What is Change?
In the context of cryptocurrency, "change" typically refers to the difference between the amount of cryptocurrency that a user sends in a transaction and the amount of cryptocurrency that is actually received by the recipient.
Unlike traditional financial systems, cryptocurrency transactions are not processed by banks or other financial intermediaries, but are instead validated and recorded on a decentralized public ledger known as a blockchain. This means that when a user sends cryptocurrency to another user, the transaction is broadcast to the network and validated by a network of nodes or miners, who add the transaction to the blockchain.
Because cryptocurrency transactions are validated through a complex cryptographic process, they can take some time to be confirmed by the network. During this time, the value of the cryptocurrency being transacted may fluctuate, and the amount of cryptocurrency received by the recipient may be slightly different than the amount that was sent.
For example, if a user sends 1 Bitcoin (BTC) to another user, but the value of Bitcoin decreases slightly before the transaction is confirmed, the recipient may receive slightly less than 1 BTC. This difference between the amount sent and the amount received is known as “change.”
Change can also occur when a user sends cryptocurrency from a wallet that contains more cryptocurrency than is needed to complete the transaction. In this case, the excess cryptocurrency will be sent back to the user's wallet as “change.”
Change can be a confusing and potentially frustrating aspect of cryptocurrency transactions, as it can be difficult to predict exactly how much cryptocurrency will be received by the recipient. To help mitigate this issue, many cryptocurrency wallets and exchanges will display the estimated value of the transaction in real time, as well as the estimated amount of change that will be generated.
Simplified Example
In cryptocurrency, "change" refers to the difference between the amount of cryptocurrency that you send and the actual cost of the transaction, which includes the network fees.
For example, let's say you want to buy a cup of coffee using cryptocurrency, and the cost of the coffee is 0.01 BTC. You only have 0.05 BTC in your wallet, so you send 0.05 BTC to the coffee shop's wallet. However, the network fees for the transaction end up being 0.002 BTC, which means the total cost of the transaction is 0.052 BTC. In this case, the change would be 0.048 BTC, which is the remaining amount of BTC that was not spent on the coffee.

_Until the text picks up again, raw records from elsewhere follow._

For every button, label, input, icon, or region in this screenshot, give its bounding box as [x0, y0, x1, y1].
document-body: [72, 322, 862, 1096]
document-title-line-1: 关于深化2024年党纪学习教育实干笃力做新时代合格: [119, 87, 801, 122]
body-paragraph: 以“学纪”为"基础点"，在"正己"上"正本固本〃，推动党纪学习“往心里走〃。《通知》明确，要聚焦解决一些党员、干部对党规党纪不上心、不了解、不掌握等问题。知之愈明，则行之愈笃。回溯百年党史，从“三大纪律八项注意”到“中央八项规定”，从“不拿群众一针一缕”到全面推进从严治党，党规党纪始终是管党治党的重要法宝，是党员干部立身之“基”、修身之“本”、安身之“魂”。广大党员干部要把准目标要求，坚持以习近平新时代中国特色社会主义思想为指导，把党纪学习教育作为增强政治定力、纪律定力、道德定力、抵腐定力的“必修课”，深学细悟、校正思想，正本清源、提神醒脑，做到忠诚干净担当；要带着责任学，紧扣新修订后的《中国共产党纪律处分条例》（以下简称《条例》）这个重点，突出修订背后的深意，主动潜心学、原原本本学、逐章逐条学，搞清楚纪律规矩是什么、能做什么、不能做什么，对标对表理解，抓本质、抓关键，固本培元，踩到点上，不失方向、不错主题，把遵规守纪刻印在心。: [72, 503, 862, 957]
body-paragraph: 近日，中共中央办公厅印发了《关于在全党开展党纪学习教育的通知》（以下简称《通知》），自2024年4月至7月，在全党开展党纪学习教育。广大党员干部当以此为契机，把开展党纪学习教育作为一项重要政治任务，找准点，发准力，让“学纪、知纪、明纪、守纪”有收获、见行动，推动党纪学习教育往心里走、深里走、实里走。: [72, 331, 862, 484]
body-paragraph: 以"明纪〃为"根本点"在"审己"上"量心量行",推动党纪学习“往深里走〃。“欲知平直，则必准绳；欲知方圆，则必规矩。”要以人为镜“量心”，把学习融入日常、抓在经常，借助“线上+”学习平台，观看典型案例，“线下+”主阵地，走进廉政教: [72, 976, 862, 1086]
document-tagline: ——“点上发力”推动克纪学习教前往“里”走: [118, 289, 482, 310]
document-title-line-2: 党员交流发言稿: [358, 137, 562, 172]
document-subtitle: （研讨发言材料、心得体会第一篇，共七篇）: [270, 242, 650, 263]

To put it in another way, imagine you're at a store to buy an item worth $5, but you only have a $10 bill. You give the cashier the $10 bill and you will receive $5 in change back. Similarly, when you send cryptocurrency, you may send more than the exact amount needed to pay for an item or service, and you will receive the difference back as "change".
History of the Term Change
The term "change" in cryptocurrency finds its roots in the fundamental concept of digital transactions and accounting for differences in value. Its origins trace back to the emergence of cryptocurrencies in the early 21st century, where digital assets represented fractions of a whole unit, allowing for precise calculations in transactions. However, the specific term "change" within the cryptocurrency context didn't become widely used until digital wallets and exchanges started displaying fractional values of cryptocurrencies, such as Bitcoin and Ethereum, around the mid-2010s. This term gained prevalence as a way to denote the residual amounts of cryptocurrency left over from a transaction, akin to the "change" received in traditional fiat transactions, highlighting the adaptability of digital currencies in mirroring conventional monetary transactions while catering to the unique nature of cryptocurrency denominations.
Examples
Change in Transaction Records: Blockchain technology allows for a tamper-proof ledger that records all transactions on the network. When a new transaction is initiated, it is added to the blockchain, which creates a new block of information. Once a block is added to the chain, it cannot be altered, creating a permanent and immutable record of the transaction.
Change in Consensus Mechanism: Consensus mechanisms are the processes by which blockchain networks validate transactions and add them to the blockchain. There are several different consensus mechanisms, including Proof of Work (PoW), Proof of Stake (PoS), and Delegated Proof of Stake (DPoS). As the technology evolves, new consensus mechanisms are developed and implemented to improve the security and scalability of blockchain networks.
Change in Smart Contract Functionality: Smart contracts are self-executing contracts with the terms of the agreement between buyer and seller being directly written into lines of code. They are executed on the blockchain, eliminating the need for intermediaries and reducing transaction costs. As the technology evolves, new capabilities are added to smart contracts, allowing for more complex and sophisticated applications to be built on top of blockchain networks.